Now that cable has moved forward with deployments of centralized, fully-integrated Converged Cable Access Platforms (CCAPs) that pack the cable-modem termination system and the edge QAM into one chassis, it’s only natural that some vendors are starting to unleash products that take a decentralized route and push those functions to the far edges of the cable network.
The latest vendor to join the mix is Harmonic, which has introduced the NSG Exo, a distributed form of a CCAP that complements its NSG Pro, a chassis-based CCAP designed to be installed at the operator’s hub or headend.
Harmonic is taking a different tack with each product. The NSG Exo is starting off as a CMTS that will add edge QAM functionality through a future software upgrade, while the NSG Pro is doing just the opposite — starting life as a super-dense edge QAM, with CMTS and upstream components to be tacked on later.
“We support CMTS out of the chute, and while the hardware supports the eQAM functionality, the software will be available in the future,” Asaf Matatyaou, Harmonic’s director of cable edge solutions, said.
The compact NSG Exo, due out in the third quarter of 2014, will be Harmonic’s first commercially available CMTS. The first iteration will be tailored for indoor deployments, with an outdoor unit slated for launch sometime later this year. Harmonic has multiple trials underway with operators “across regions,” Matatyaou said.
Harmonic believes this dual-product approach with CCAP will address a broader range of access architectures, allowing for deployments that require highly-centralized CCAPs that serve individual homes and subscribers, as well as more distributed forms that are well-suited for businesses, hotels, college campuses and apartment buildings, Matatyaou said.

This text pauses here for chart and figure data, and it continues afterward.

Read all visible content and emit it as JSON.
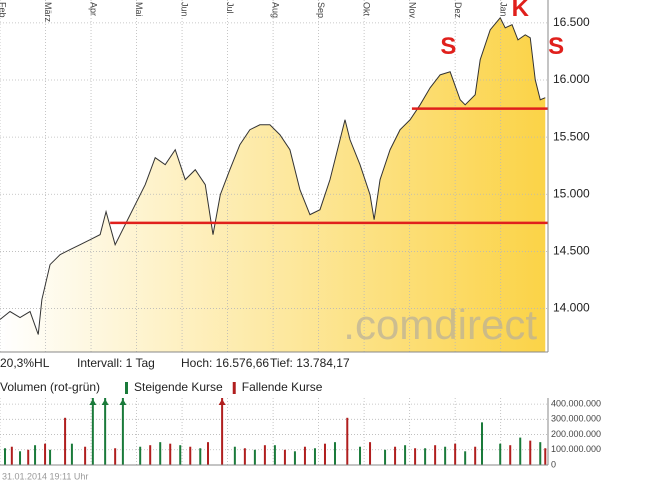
{
  "chart_data": [
    {
      "type": "area",
      "color": "#fbd347",
      "line_color": "#333333",
      "xlim": [
        0,
        12.04
      ],
      "ylim": [
        13620,
        16700
      ],
      "xticks": [
        {
          "value": 0,
          "label": "Feb"
        },
        {
          "value": 1,
          "label": "März"
        },
        {
          "value": 2,
          "label": "Apr"
        },
        {
          "value": 3,
          "label": "Mai"
        },
        {
          "value": 4,
          "label": "Jun"
        },
        {
          "value": 5,
          "label": "Jul"
        },
        {
          "value": 6,
          "label": "Aug"
        },
        {
          "value": 7,
          "label": "Sep"
        },
        {
          "value": 8,
          "label": "Okt"
        },
        {
          "value": 9,
          "label": "Nov"
        },
        {
          "value": 10,
          "label": "Dez"
        },
        {
          "value": 11,
          "label": "Jan"
        }
      ],
      "yticks": [
        {
          "value": 14000,
          "label": "14.000"
        },
        {
          "value": 14500,
          "label": "14.500"
        },
        {
          "value": 15000,
          "label": "15.000"
        },
        {
          "value": 15500,
          "label": "15.500"
        },
        {
          "value": 16000,
          "label": "16.000"
        },
        {
          "value": 16500,
          "label": "16.500"
        }
      ],
      "grid": true,
      "x": [
        0,
        0.22,
        0.44,
        0.66,
        0.84,
        0.92,
        1.1,
        1.32,
        1.54,
        1.76,
        1.98,
        2.2,
        2.33,
        2.53,
        2.75,
        2.97,
        3.19,
        3.41,
        3.63,
        3.85,
        4.07,
        4.29,
        4.51,
        4.68,
        4.84,
        5.05,
        5.27,
        5.49,
        5.71,
        5.93,
        6.15,
        6.37,
        6.59,
        6.81,
        7.03,
        7.25,
        7.47,
        7.58,
        7.69,
        7.91,
        8.13,
        8.22,
        8.35,
        8.57,
        8.79,
        9.01,
        9.23,
        9.45,
        9.67,
        9.89,
        10.11,
        10.22,
        10.44,
        10.55,
        10.77,
        10.99,
        11.1,
        11.25,
        11.38,
        11.54,
        11.65,
        11.76,
        11.87,
        11.98
      ],
      "values": [
        13904,
        13974,
        13921,
        13974,
        13773,
        14079,
        14385,
        14472,
        14516,
        14559,
        14603,
        14647,
        14848,
        14559,
        14734,
        14909,
        15084,
        15320,
        15259,
        15390,
        15128,
        15215,
        15084,
        14647,
        14996,
        15215,
        15434,
        15565,
        15608,
        15608,
        15521,
        15390,
        15040,
        14822,
        14865,
        15128,
        15477,
        15652,
        15477,
        15259,
        14996,
        14778,
        15128,
        15390,
        15565,
        15652,
        15783,
        15932,
        16045,
        16072,
        15827,
        15783,
        15871,
        16177,
        16439,
        16544,
        16456,
        16484,
        16351,
        16395,
        16369,
        16002,
        15827,
        15845
      ],
      "hlines": [
        {
          "value": 14750,
          "from": 2.42,
          "color": "#e0201c"
        },
        {
          "value": 15750,
          "from": 9.05,
          "color": "#e0201c"
        }
      ],
      "annotations": [
        {
          "text": "S",
          "x": 9.85,
          "y": 16281
        },
        {
          "text": "K",
          "x": 11.43,
          "y": 16614
        },
        {
          "text": "S",
          "x": 12.22,
          "y": 16281
        }
      ],
      "watermark": ".comdirect",
      "stats": [
        "20,3%HL",
        "Intervall: 1 Tag",
        "Hoch: 16.576,66",
        "Tief: 13.784,17"
      ]
    },
    {
      "type": "bar",
      "title": "Volumen (rot-grün)",
      "xlim": [
        0,
        12.04
      ],
      "ylim": [
        0,
        440000000
      ],
      "yticks": [
        {
          "value": 0,
          "label": "0"
        },
        {
          "value": 100000000,
          "label": "100.000.000"
        },
        {
          "value": 200000000,
          "label": "200.000.000"
        },
        {
          "value": 300000000,
          "label": "300.000.000"
        },
        {
          "value": 400000000,
          "label": "400.000.000"
        }
      ],
      "series": [
        {
          "name": "Steigende Kurse",
          "color": "#1a7a3a",
          "x": [
            0.11,
            0.44,
            0.77,
            1.1,
            1.58,
            2.04,
            2.31,
            2.7,
            3.08,
            3.52,
            3.96,
            4.4,
            5.16,
            5.6,
            6.04,
            6.48,
            6.92,
            7.36,
            7.91,
            8.46,
            8.9,
            9.34,
            9.78,
            10.22,
            10.59,
            10.99,
            11.43,
            11.87
          ],
          "values": [
            110000000,
            90000000,
            130000000,
            100000000,
            140000000,
            450000000,
            450000000,
            450000000,
            120000000,
            150000000,
            130000000,
            110000000,
            120000000,
            100000000,
            130000000,
            90000000,
            110000000,
            150000000,
            120000000,
            100000000,
            130000000,
            110000000,
            120000000,
            90000000,
            280000000,
            140000000,
            180000000,
            150000000
          ]
        },
        {
          "name": "Fallende Kurse",
          "color": "#b01e1e",
          "x": [
            0.26,
            0.62,
            0.99,
            1.43,
            1.87,
            2.53,
            3.3,
            3.74,
            4.18,
            4.57,
            4.88,
            5.38,
            5.82,
            6.26,
            6.7,
            7.14,
            7.63,
            8.13,
            8.68,
            9.12,
            9.56,
            10.0,
            10.44,
            11.21,
            11.65,
            11.98
          ],
          "values": [
            120000000,
            100000000,
            140000000,
            310000000,
            120000000,
            110000000,
            130000000,
            140000000,
            120000000,
            150000000,
            450000000,
            110000000,
            130000000,
            100000000,
            120000000,
            140000000,
            310000000,
            150000000,
            120000000,
            110000000,
            130000000,
            140000000,
            120000000,
            130000000,
            160000000,
            110000000
          ]
        }
      ]
    }
  ],
  "footer": "31.01.2014 19:11 Uhr"
}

Boiled down, Harmonic is billing the NSG Exo as a lowpower yet dense device that shifts the radio-frequency components from the headend or hub to the edges of the operator’s network. It takes digital fiber in and outputs DOCSIS, MPEG-based video and other RF-based services.

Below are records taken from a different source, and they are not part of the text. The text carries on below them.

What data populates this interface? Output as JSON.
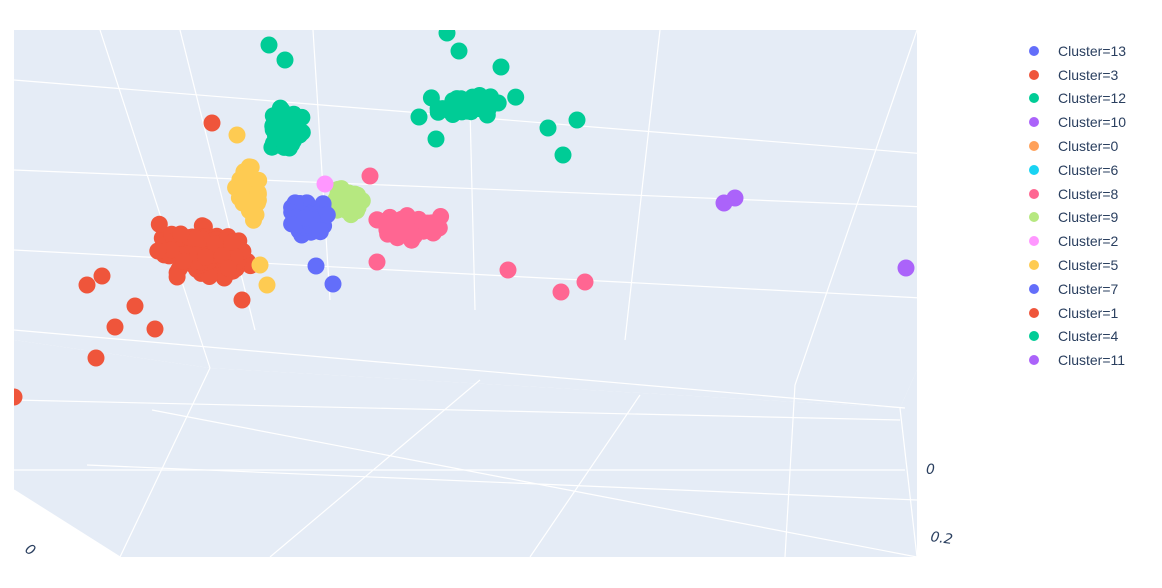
{
  "chart_data": {
    "type": "scatter3d",
    "title": "",
    "axes": {
      "tick_labels_visible": [
        "0",
        "0.2",
        "0"
      ]
    },
    "legend": {
      "placement": "right",
      "entries": [
        {
          "name": "Cluster=13",
          "color": "#636efa"
        },
        {
          "name": "Cluster=3",
          "color": "#ef553b"
        },
        {
          "name": "Cluster=12",
          "color": "#00cc96"
        },
        {
          "name": "Cluster=10",
          "color": "#ab63fa"
        },
        {
          "name": "Cluster=0",
          "color": "#ffa15a"
        },
        {
          "name": "Cluster=6",
          "color": "#19d3f3"
        },
        {
          "name": "Cluster=8",
          "color": "#ff6692"
        },
        {
          "name": "Cluster=9",
          "color": "#b6e880"
        },
        {
          "name": "Cluster=2",
          "color": "#ff97ff"
        },
        {
          "name": "Cluster=5",
          "color": "#fecb52"
        },
        {
          "name": "Cluster=7",
          "color": "#636efa"
        },
        {
          "name": "Cluster=1",
          "color": "#ef553b"
        },
        {
          "name": "Cluster=4",
          "color": "#00cc96"
        },
        {
          "name": "Cluster=11",
          "color": "#ab63fa"
        }
      ]
    },
    "scene": {
      "background": "#e5ecf6",
      "grid_color": "#ffffff",
      "grid": true
    }
  }
}
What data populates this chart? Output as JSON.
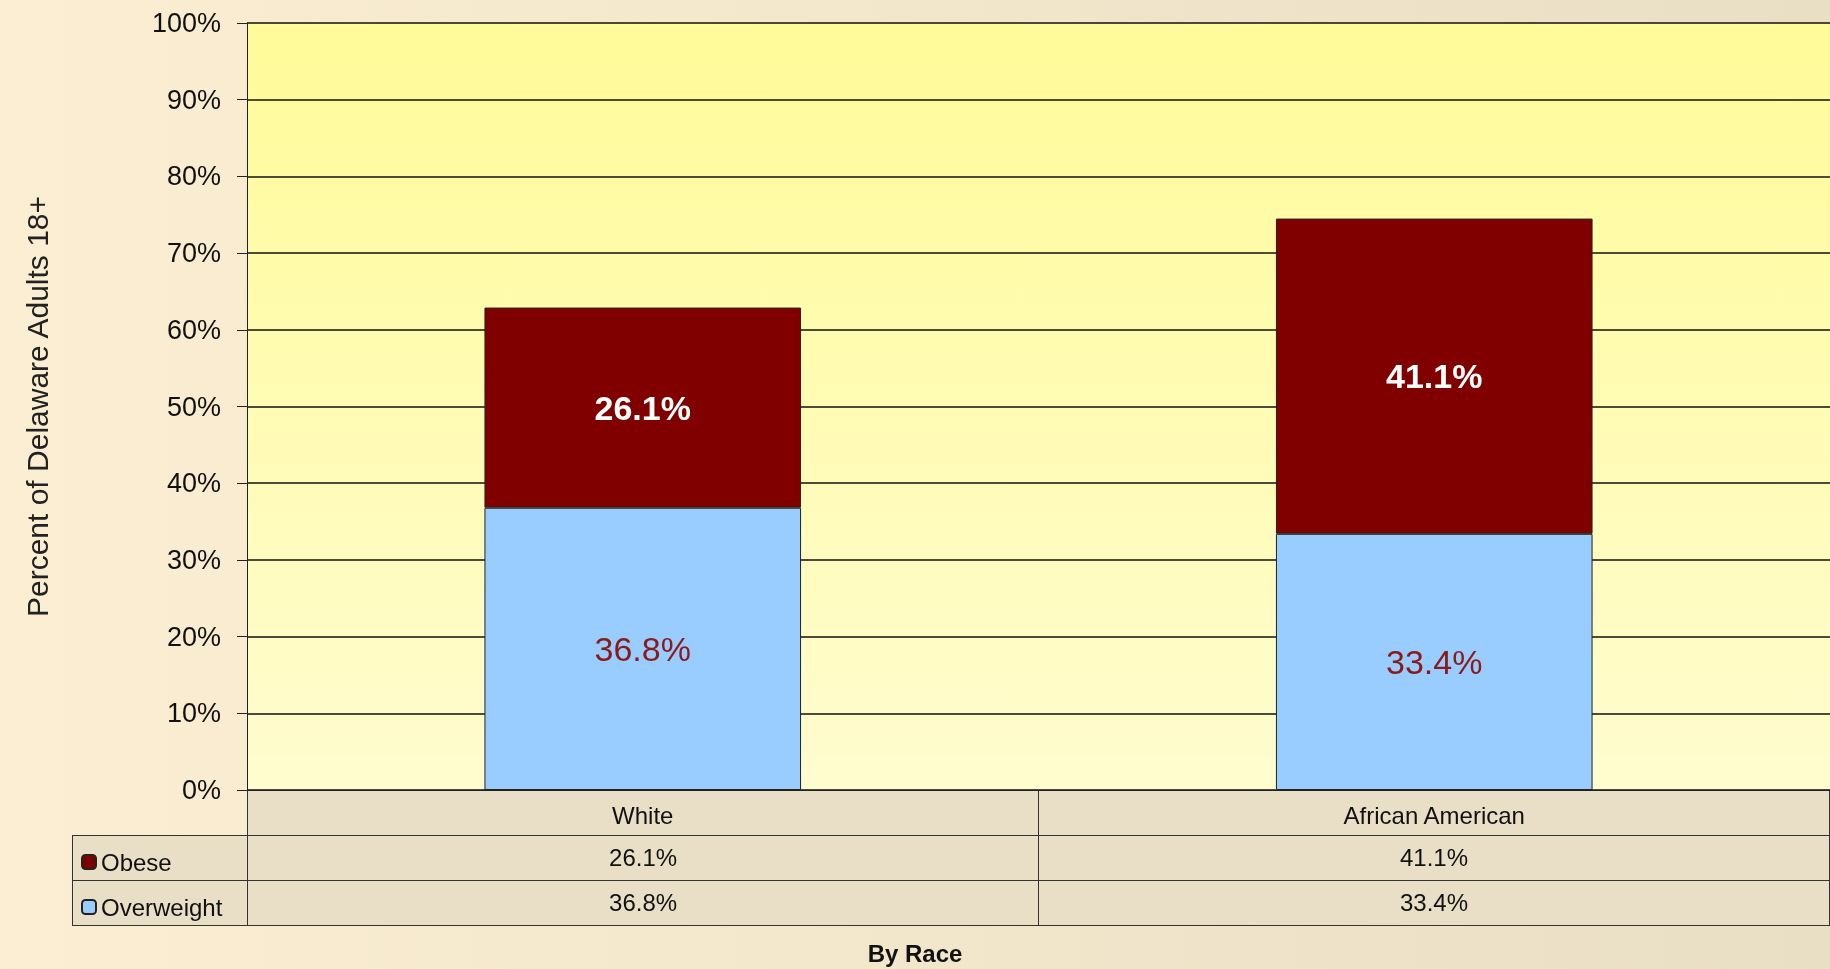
{
  "chart_data": {
    "type": "bar",
    "stacked": true,
    "categories": [
      "White",
      "African American"
    ],
    "series": [
      {
        "name": "Overweight",
        "color": "#99ccff",
        "values": [
          36.8,
          33.4
        ]
      },
      {
        "name": "Obese",
        "color": "#800000",
        "values": [
          26.1,
          41.1
        ]
      }
    ],
    "annotations": [
      "By Race"
    ],
    "ylabel": "Percent of Delaware Adults 18+",
    "ylim": [
      0,
      100
    ],
    "yticks": [
      {
        "value": 0,
        "label": "0%"
      },
      {
        "value": 10,
        "label": "10%"
      },
      {
        "value": 20,
        "label": "20%"
      },
      {
        "value": 30,
        "label": "30%"
      },
      {
        "value": 40,
        "label": "40%"
      },
      {
        "value": 50,
        "label": "50%"
      },
      {
        "value": 60,
        "label": "60%"
      },
      {
        "value": 70,
        "label": "70%"
      },
      {
        "value": 80,
        "label": "80%"
      },
      {
        "value": 90,
        "label": "90%"
      },
      {
        "value": 100,
        "label": "100%"
      }
    ],
    "value_labels": [
      [
        "36.8%",
        "33.4%"
      ],
      [
        "26.1%",
        "41.1%"
      ]
    ],
    "grid": "y",
    "legend": "bottom left"
  }
}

An NSG Exo can support in the range of 250 to 500 customers, Matatyaou said, noting that the distributed architecture of the product has the potential to serve not just traditional cable operators, but also telcos that terminate fiber to multiple dwelling units but still need to run services on in-building coax-based networks.
With the NSG Exo, Harmonic is the latest vendor to bring forth a distributed form of a CCAP-based product, though different schools of thought are emerging. Cisco Systems, for example, is pursuing a similar idea that deploys physical layer (PHY) elements remotely, but keeps DOCSIS processing in the hub.

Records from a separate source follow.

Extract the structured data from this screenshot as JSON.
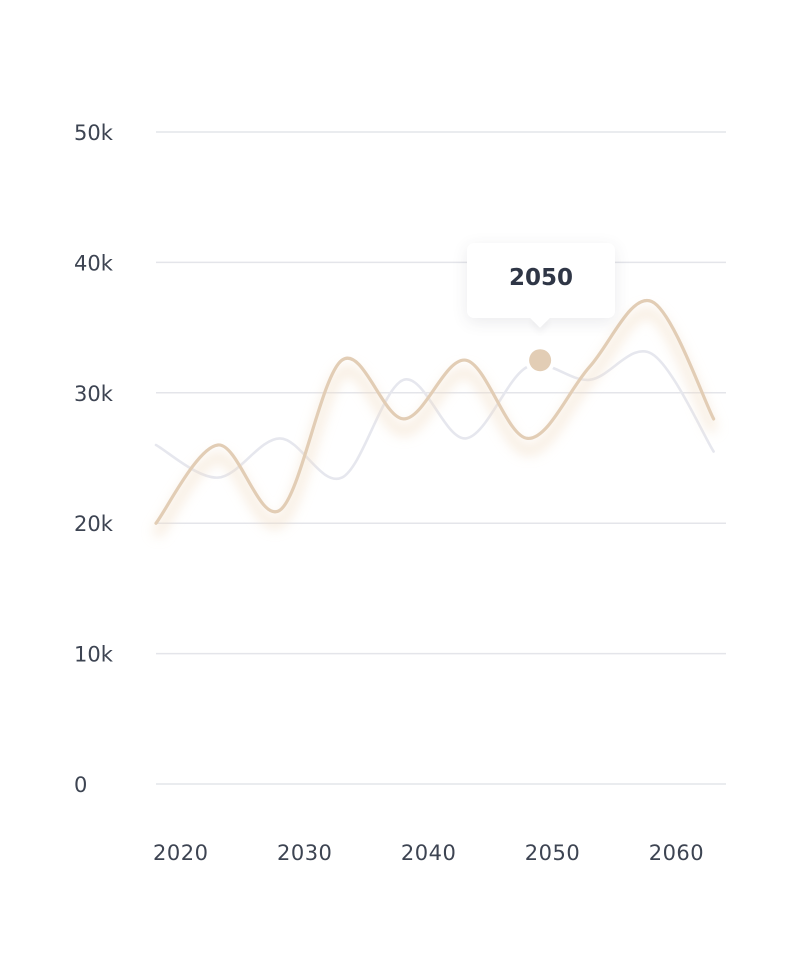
{
  "chart_data": {
    "type": "line",
    "x": [
      2018,
      2023,
      2028,
      2033,
      2038,
      2043,
      2048,
      2053,
      2058,
      2063
    ],
    "series": [
      {
        "values": [
          20000,
          26000,
          21000,
          32500,
          28000,
          32500,
          26500,
          32000,
          37000,
          28000
        ],
        "color": "#e2cdb5"
      },
      {
        "values": [
          26000,
          23500,
          26500,
          23500,
          31000,
          26500,
          32000,
          31000,
          33000,
          25500
        ],
        "color": "#e6e7ee"
      }
    ],
    "xlim": [
      2018,
      2064
    ],
    "ylim": [
      0,
      50000
    ],
    "yticks": [
      0,
      10000,
      20000,
      30000,
      40000,
      50000
    ],
    "ytick_labels": [
      "0",
      "10k",
      "20k",
      "30k",
      "40k",
      "50k"
    ],
    "xticks": [
      2020,
      2030,
      2040,
      2050,
      2060
    ],
    "xtick_labels": [
      "2020",
      "2030",
      "2040",
      "2050",
      "2060"
    ],
    "grid": true,
    "highlight": {
      "x": 2049,
      "y": 32500,
      "label": "2050",
      "color": "#e2cdb5"
    }
  }
}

Gainspeed, a startup, is developing a software- controlled “virtual” CCAP with Juniper Networks and other technology partners that aims to distribute both the media access controller (MAC) and PHY, with some processing for DOCSIS and MPEG still occurring in the hub. Arris has also revealed that it has a virtual CCAP on its roadmap. Aurora Networks, now part of U.K.-based set-top giant Pace, has developed a distributed device called the Node QAM.
“There’s tremendous momentum around remote, distributed solutions,” Jeff Heynen, principal analyst for broadband access and pay TV at Infonetics Research, said, noting that this emerging architecture, which keeps signals in digital form deeper into the network, can put cable operators in better position to support the higher modulations envisioned for DOCSIS 3.1, a CableLabs spec that will pave the way for speeds up to 10 Gigabits per second downstream and at least 1 Gbps in the upstream.
“That part of the transition is clear,” he said, but he doesn’t foresee distributed CCAPs completely cannibalizing the market for today’s integrated CCAPs.
Still, he thinks distributed CCAPs will also come in handy in just about all markets, including China, Europe and South America, where operators are looking to push broadband services to apartments and other high-density environments that are tailor-made for fiber-to-thebuilding architectures.
And it’s not just the usual suspects that are getting involved. In addition to the traditional cable suppliers, “dozens” of vendors in China, including Huawei and ZTE, have developed products that fit the distributed CCAP profile, Heynen said.